After radiation, as the skin heals, a compassionate dermatologist can help us to monitor any lingering side-effects.
Felicia Mitchell is a poet and writer who makes her home in southwestern Virginia, where she teaches at Emory & Henry College. She was diagnosed with Stage 2b HER2-positive breast cancer in 2010. Website: www.feliciamitchell.net
During radiation therapy, the breast area suffers. While effects are likened to sunburn, radiation is more complicated. Using a cream that works for you can do wonders to help. My team recommended several potions. Miaderm worked for me. Wearing cotton shirts and no bra also helped.
After radiation, when the skin heals, there may be lingering concerns. For example, the skin on the area where my right breast was removed has more splotches than the other side. There are dark patches as well as scattered spots that are not age spots. Because I am aging, thanks to radiation and other treatment, age spots will occur soon enough. In the mix, the surgical scar appears to have scars from radiation. Then there is lymphedema.

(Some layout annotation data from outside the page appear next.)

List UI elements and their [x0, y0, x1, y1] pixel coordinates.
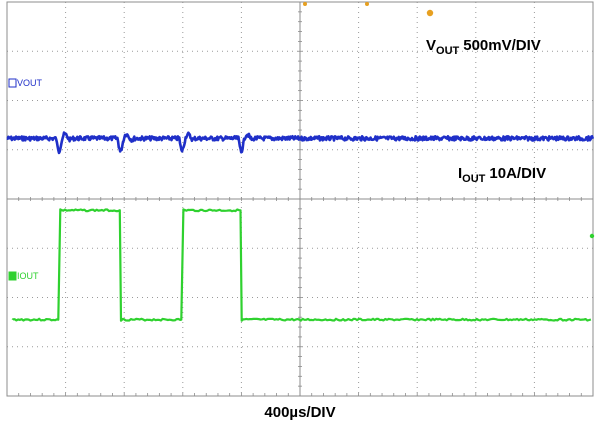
- vout-trace: [6, 131, 595, 155]
- time-scale-label: 400µs/DIV: [264, 404, 335, 421]
- vout-channel-marker: VOUT: [8, 78, 43, 88]
- vout-channel-tag: VOUT: [17, 78, 43, 88]
- iout-channel-tag: IOUT: [17, 271, 39, 281]
- trigger-marker-icon: [365, 2, 369, 6]
- iout-trigger-level-icon: [589, 233, 595, 239]
- iout-trace: [11, 208, 592, 322]
- iout-channel-marker: IOUT: [8, 271, 39, 281]
- trigger-point-icon: [426, 9, 434, 17]
- trigger-markers: [303, 2, 595, 239]
- vout-scale-label: VOUT 500mV/DIV: [426, 37, 541, 57]
- center-axes: [7, 2, 593, 396]
- iout-scale-label: IOUT 10A/DIV: [458, 165, 546, 185]
- trigger-marker-icon: [303, 2, 307, 6]
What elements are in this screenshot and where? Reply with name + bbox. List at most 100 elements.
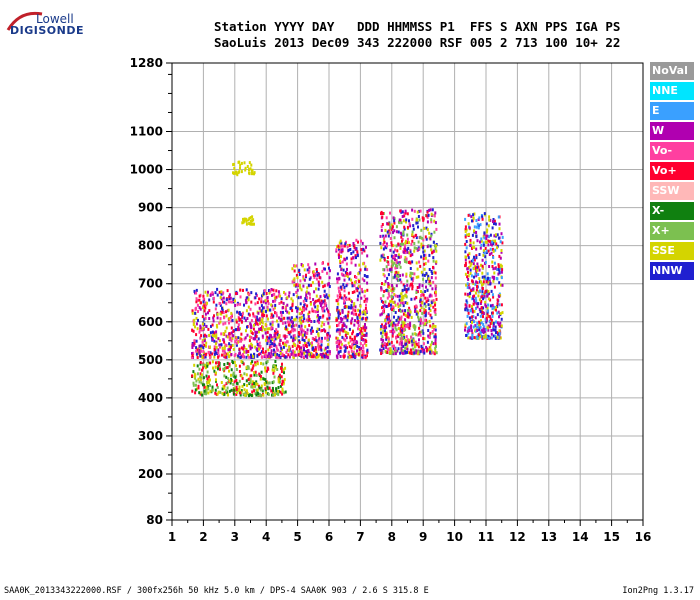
- data-point: [434, 328, 437, 332]
- data-point: [221, 346, 224, 350]
- data-point: [392, 309, 395, 312]
- data-point: [402, 250, 405, 254]
- data-point: [204, 389, 207, 392]
- data-point: [235, 172, 238, 176]
- data-point: [423, 308, 426, 311]
- data-point: [251, 222, 254, 226]
- data-point: [336, 272, 339, 276]
- data-point: [337, 244, 340, 248]
- data-point: [228, 321, 230, 325]
- data-point: [364, 328, 367, 332]
- data-point: [191, 311, 194, 315]
- data-point: [264, 323, 267, 326]
- data-point: [354, 254, 357, 258]
- data-point: [339, 295, 341, 299]
- data-point: [434, 303, 436, 307]
- data-point: [262, 292, 265, 296]
- data-point: [192, 370, 195, 374]
- data-point: [399, 301, 402, 304]
- data-point: [470, 326, 473, 330]
- data-point: [434, 244, 436, 248]
- data-point: [410, 335, 413, 339]
- data-point: [336, 294, 339, 298]
- data-point: [293, 318, 296, 322]
- data-point: [249, 378, 252, 382]
- data-point: [383, 274, 386, 278]
- data-point: [354, 354, 357, 358]
- data-point: [288, 321, 291, 325]
- data-point: [342, 268, 345, 272]
- data-point: [355, 276, 358, 279]
- data-point: [312, 273, 315, 277]
- data-point: [407, 338, 409, 342]
- data-point: [380, 254, 383, 258]
- data-point: [428, 294, 431, 298]
- data-point: [396, 294, 399, 298]
- data-point: [305, 299, 308, 302]
- data-point: [464, 230, 467, 233]
- data-point: [328, 352, 331, 356]
- data-point: [411, 233, 414, 237]
- data-point: [495, 306, 498, 309]
- data-point: [412, 235, 415, 239]
- data-point: [249, 307, 252, 311]
- data-point: [264, 387, 267, 391]
- data-point: [223, 345, 226, 349]
- data-point: [407, 351, 410, 354]
- data-point: [257, 384, 260, 388]
- data-point: [299, 295, 302, 299]
- data-point: [473, 336, 476, 340]
- data-point: [234, 352, 237, 356]
- data-point: [401, 239, 403, 243]
- data-point: [492, 242, 495, 245]
- x-tick-label: 11: [478, 530, 495, 544]
- data-point: [492, 267, 495, 271]
- data-point: [387, 285, 390, 288]
- data-point: [346, 267, 348, 271]
- data-point: [414, 332, 417, 336]
- data-point: [239, 295, 242, 299]
- data-point: [425, 300, 428, 304]
- data-point: [476, 321, 479, 325]
- data-point: [392, 276, 395, 280]
- data-point: [489, 282, 492, 286]
- data-point: [194, 388, 197, 392]
- data-point: [311, 307, 314, 311]
- data-point: [338, 350, 340, 354]
- data-point: [478, 253, 481, 256]
- data-point: [341, 335, 344, 339]
- data-point: [490, 336, 493, 340]
- data-point: [269, 355, 272, 359]
- data-point: [492, 218, 495, 221]
- data-point: [407, 241, 410, 245]
- data-point: [479, 325, 482, 329]
- data-point: [474, 272, 477, 276]
- data-point: [415, 275, 418, 279]
- data-point: [252, 382, 255, 386]
- data-point: [191, 374, 194, 378]
- data-point: [364, 323, 366, 326]
- data-point: [265, 355, 268, 359]
- data-point: [385, 335, 388, 339]
- data-point: [216, 383, 218, 387]
- data-point: [392, 230, 394, 234]
- data-point: [346, 245, 349, 249]
- data-point: [287, 294, 290, 298]
- data-point: [256, 390, 259, 394]
- data-point: [366, 281, 369, 285]
- data-point: [329, 269, 331, 273]
- data-point: [480, 319, 482, 323]
- data-point: [384, 329, 386, 333]
- data-point: [336, 277, 338, 281]
- data-point: [270, 349, 273, 353]
- data-point: [280, 346, 283, 350]
- data-point: [481, 293, 484, 297]
- data-point: [421, 311, 424, 315]
- data-point: [224, 353, 226, 357]
- data-point: [353, 323, 356, 327]
- data-point: [262, 377, 265, 381]
- data-point: [389, 226, 392, 230]
- data-point: [203, 339, 206, 343]
- data-point: [408, 222, 411, 226]
- data-point: [471, 246, 473, 250]
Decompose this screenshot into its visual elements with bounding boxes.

Dermatological checkups are good for everybody, not just breast cancer survivors. I grew up at the coast, so I understand risk factors. Since both parents and other relatives have dealt with melanoma, squamous cell carcinoma and basal cell carcinoma, I always knew to take precautions and got regular checkups. Fortunately, although I have been fortunate so far, I acknowledge that our bodies can be full of surprises, including skin cancer following breast cancer treatment.
Being cautious involves regular dermatology checkups of the sort we should get even if we never had breast cancer. The American Cancer Society reports that women who have been treated for breast cancer have an increased risk for other cancers, including melanoma. Oncological consultants suggest that basal cell carcinoma and squamous cell carcinoma are more likely in our radiated regions.
The dermatology checkup after cancer can present an emotional challenge, especially for women who have not undergone reconstruction. The first time I went to my annual checkup with a dermatologist after my treatment, my dermatologist cringed and looked away when he saw my chest. He did not appear impressed with the tidy scar and had little to say about how to deal with the dermatological challenges of lymphedema.
Although I could not forget that dermatologist's cringe, I gave him one more chance. The next checkup was brief, questions I asked dismissed. Next checkup, I sought a doctor who would not be squeamish about my new normal. While the new dermatologist appeared caring, even he did not examine my breast area the first visit. My primary care doctor, listening to my concerns, told me to alert the nurses. The next checkup, I informed the nurses that it was okay for the dermatologist to check my breast area. He did. He was professional. And he did not cringe.
So far, so good. Just in case, though, I have documented the way the skin on my breast appears, so I can be diligent with self-checks and follow-up dermatology visits. I also have documented a seborrheic keratosis developing on my arm with lymphedema. It is comforting to know that a dermatologist who is not squeamish about the bodies of breast cancer survivor is monitoring my care as I age. We all should seek one who understands post-cancer treatment concerns.